Pressure has multiplied on the military, who have so far ignored the numerous international condemnations and sanctions.
The United Kingdom, a former colonial power, announced on Thursday (18) that it will impose sanctions on three Burmese generals for “serious violations of human rights”.
Canada, meanwhile, will punish nine Burmese military officials and accused the junta of having carried out “a systematic crackdown by means of coercive legislative measures and the use of force”.
The head of the junta, General Min Aung Hlaing, became an international outcast after the 2017 Rohingya offensive against Muslims.
Last week, US President Joe Biden announced that Washington would block generals’ access to a $ 1 billion fund in the United States.
Human rights groups celebrate these initiatives, but believe that it is necessary to go further.
The sanctions “are not enough to hold the military accountable and undermine its economic strength,” noted Paul Donowitz of the British NGO Global Witness.
“We expect an announcement of European Union sanctions on Monday,” said Thinzar Shunlei Yi, one of the militants who launched the civil disobedience campaign.
Despite the harsh repression, calls for civil disobedience continue with numerous demonstrations and strikes in the country.
Myanmar suffered Internet outages for the fifth consecutive night, reports a specialized entity based in the United Kingdom, adding that there was a resumption of service on Friday at 9 am local time.
At that time, hundreds of people were already gathered on the great avenues of Yangon, the country’s largest city, with portraits of Aung San Suu Kyi in their hands, and crying out for “freedom for our leader”.

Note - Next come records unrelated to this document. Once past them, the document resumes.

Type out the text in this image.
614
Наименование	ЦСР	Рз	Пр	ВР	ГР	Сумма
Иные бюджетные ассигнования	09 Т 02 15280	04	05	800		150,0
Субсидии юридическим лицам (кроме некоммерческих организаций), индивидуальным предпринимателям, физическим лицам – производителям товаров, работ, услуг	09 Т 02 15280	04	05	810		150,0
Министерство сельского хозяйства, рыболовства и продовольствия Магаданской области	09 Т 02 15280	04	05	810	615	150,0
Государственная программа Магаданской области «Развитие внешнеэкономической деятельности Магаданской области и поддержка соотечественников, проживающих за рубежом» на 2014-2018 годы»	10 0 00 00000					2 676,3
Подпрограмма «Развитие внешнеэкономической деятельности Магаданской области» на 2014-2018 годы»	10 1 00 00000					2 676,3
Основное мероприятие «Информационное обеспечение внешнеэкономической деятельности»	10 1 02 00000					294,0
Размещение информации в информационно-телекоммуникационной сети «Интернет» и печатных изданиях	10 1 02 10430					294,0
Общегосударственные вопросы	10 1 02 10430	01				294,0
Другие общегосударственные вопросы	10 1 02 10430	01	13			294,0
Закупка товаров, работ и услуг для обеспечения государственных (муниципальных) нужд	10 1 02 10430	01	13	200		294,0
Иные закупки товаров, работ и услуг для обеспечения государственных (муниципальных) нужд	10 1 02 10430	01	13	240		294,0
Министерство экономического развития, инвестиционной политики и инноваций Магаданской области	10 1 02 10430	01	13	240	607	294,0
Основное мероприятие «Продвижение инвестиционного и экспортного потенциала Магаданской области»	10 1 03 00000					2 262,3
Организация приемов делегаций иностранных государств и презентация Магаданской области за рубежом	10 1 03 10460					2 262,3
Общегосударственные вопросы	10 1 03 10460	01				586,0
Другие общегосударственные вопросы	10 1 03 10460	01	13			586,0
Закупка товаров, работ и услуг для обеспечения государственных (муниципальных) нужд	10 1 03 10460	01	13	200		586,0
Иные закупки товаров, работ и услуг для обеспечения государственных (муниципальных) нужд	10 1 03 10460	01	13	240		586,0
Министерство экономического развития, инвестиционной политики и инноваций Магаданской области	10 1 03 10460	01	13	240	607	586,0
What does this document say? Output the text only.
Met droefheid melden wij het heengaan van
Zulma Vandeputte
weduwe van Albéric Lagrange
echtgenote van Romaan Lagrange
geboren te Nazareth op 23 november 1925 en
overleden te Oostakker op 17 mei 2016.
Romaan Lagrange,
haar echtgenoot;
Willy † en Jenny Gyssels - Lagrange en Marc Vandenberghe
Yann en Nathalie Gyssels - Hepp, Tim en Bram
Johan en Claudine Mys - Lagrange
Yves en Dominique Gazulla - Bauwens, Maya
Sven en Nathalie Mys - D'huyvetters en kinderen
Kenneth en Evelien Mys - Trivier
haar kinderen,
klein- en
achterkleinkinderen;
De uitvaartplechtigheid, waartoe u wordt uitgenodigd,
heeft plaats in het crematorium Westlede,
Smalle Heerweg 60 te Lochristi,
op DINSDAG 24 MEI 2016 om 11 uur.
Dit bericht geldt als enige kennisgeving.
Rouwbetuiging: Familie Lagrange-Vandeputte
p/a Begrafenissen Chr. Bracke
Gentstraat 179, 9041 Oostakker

In the remote Sagaing region, protesters marched through the city of Monywa, with three fingers raised, a symbol of rebellion.
The junta continues to arrest allies of the former head of government, as well as officials who participate in the protest movement.
The Association of Aid to Political Prisoners (AAPP), based in Yangon, has reported more than 520 arrests since the February 1 military coup.
The military justified its coup, alleging that there was fraud in the November legislative elections won, en masse, by the National League for Democracy (LND), Aung San Suu Kyi’s party.
The 75-year-old Nobel Peace Prize winner, who has not been seen since her house arrest, is being accused for non-political reasons, such as the illegal importation of walkie-talkies and for violating “the law on natural disaster management. “. Must appear in court on March 1.